Arabic mythology

The Myth of Ruda

At a Glance

  • Central figures: Ruda, pre-Islamic Arabian goddess of love and harmony, known as “The Weaver of Hearts”; Nahl and Mira, two lovers from feuding tribes; Hadi, a wealthy but isolated merchant.
  • Setting: Pre-Islamic Arabia; the celestial garden of Ruda and the mortal desert world below, drawn from ancient Arabian mythology.
  • The turn: Ruda intervenes twice - once by giving Nahl and Mira an enchanted scarlet thread to end their tribes’ feud, and once by testing the merchant Hadi through a disguised encounter in a desert storm.
  • The outcome: The feuding tribes make peace and the two lovers unite their families; Hadi is transformed from isolation into a life of friendship and connection.
  • The legacy: An annual festival called the Day of Hearts, in which people exchanged tokens of affection, resolved conflicts, and gave thanks to loved ones, celebrated in Ruda’s honor.

Ruda wove invisible threads. Not cloth - threads between people, spun in her celestial garden where the flowers never wilted and the fragrance drifted down into the mortal world like a slow, sweet rain. She was called the Weaver of Hearts, and her emblem was the lotus: purity, renewal, the thing that rises clean from murky water. Robes adorned with stars and flowers. Petals always nearby when she appeared. Her presence was felt in reunions, in the sudden loosening of long-held grudges, in the moment a person reaches out and finds a hand already extended toward them.

These are two of her stories.

The Scarlet Thread of Nahl and Mira

The tribes had hated each other for longer than anyone could clearly remember. The reasons had calcified into ritual grievance, recited at council fires, passed from father to son. Then Nahl and Mira found each other, and the old hatred met something it had not expected.

They came from opposite sides of the feud. They fell deeply in love regardless. They vowed - perhaps rashly, perhaps with the particular courage of people who have decided they are done with inherited bitterness - to unite their clans through their bond. The tribes opposed it. The conflict worsened. Nahl and Mira prayed to Ruda, and Ruda came.

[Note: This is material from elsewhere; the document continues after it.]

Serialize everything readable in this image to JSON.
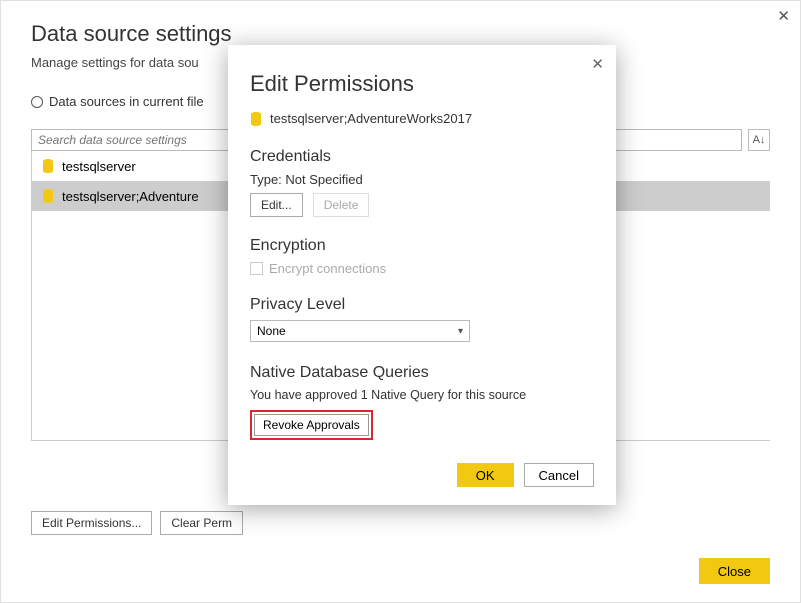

She appeared as a glowing figure surrounded by petals, radiant against the desert dark, and she spoke to them plainly.

“Love is the bridge that unites even the most divided hearts. Prove your devotion, and I shall guide you to peace.”

She drew out a length of scarlet thread - enchanted, wound through with her power - and gave it to them with a single instruction: tie it between the banners of both tribes. They did. The thread stretched across the gap between the standards planted in the earth, and when it pulled taut, a radiant light broke across the sky. The gathered warriors and elders stood in it, and something in the quality of the light undid the old calcified grievances. Harmony moved through them like breath.

The feud ended. Nahl and Mira united their families, and they lived together as a visible sign of what Ruda’s blessing could build - two peoples who had chosen, at last, to become one.

Hadi in the Desert Storm

It is told that there was once a merchant named Hadi who had acquired everything a man might want and found, on examining it, that it amounted to nothing. His house was large. He ate alone in it. He traveled widely, offering gifts wherever he went, dispensing favors with a generosity that was not quite genuine because it was calculated toward a warmth he could not manufacture - connection, the sense of being held in another person’s regard. He sought it everywhere and could not find it, because he had not yet learned what it actually required.

The storm found him in the open desert, far from any settlement. He hunkered down against it and, in the murk of blown sand and failing light, encountered a stranger - a figure who was lost, separated from her family, in need of food and water. Hadi shared what he had. Not as a transaction. Simply because she needed it and he had it.

The storm passed. The stranger looked at him with steady eyes and told him who she was.

Ruda had been testing him. Not cruelly - she did not set impossible tasks - but simply, the way the desert itself tests: it removes every comfort and sees what remains. What remained in Hadi, stripped of his gifts and his calculations, was genuine care for a stranger in distress.

“True wealth lies not in gold,” she told him, “but in the bonds we forge.”

She blessed him then - not with more gold but with the capacity he had always been reaching for and missing. The ability to bring people together. To be the kind of presence that others lean toward. His life, which had been a large empty house and solitary meals, became full.

The Day of Hearts

Each year, when the season came around, the people celebrated a festival in Ruda’s name: the Day of Hearts. They exchanged tokens of affection. They settled quarrels that had been wearing grooves in their relationships. They said aloud the gratitude they had been carrying silently. The lotus appeared in decoration and in offering.

It was believed that on this day Ruda’s presence in the mortal world was strongest - that those who prayed for her guidance in matters of love and relationship would feel her answer in the loosening of some tightness they had almost stopped noticing. The threads she wove, invisible as ever, pulled a little tighter between the hearts she had already connected. The garden’s fragrance carried further. The scarlet thread, somewhere, still held the two banners fast.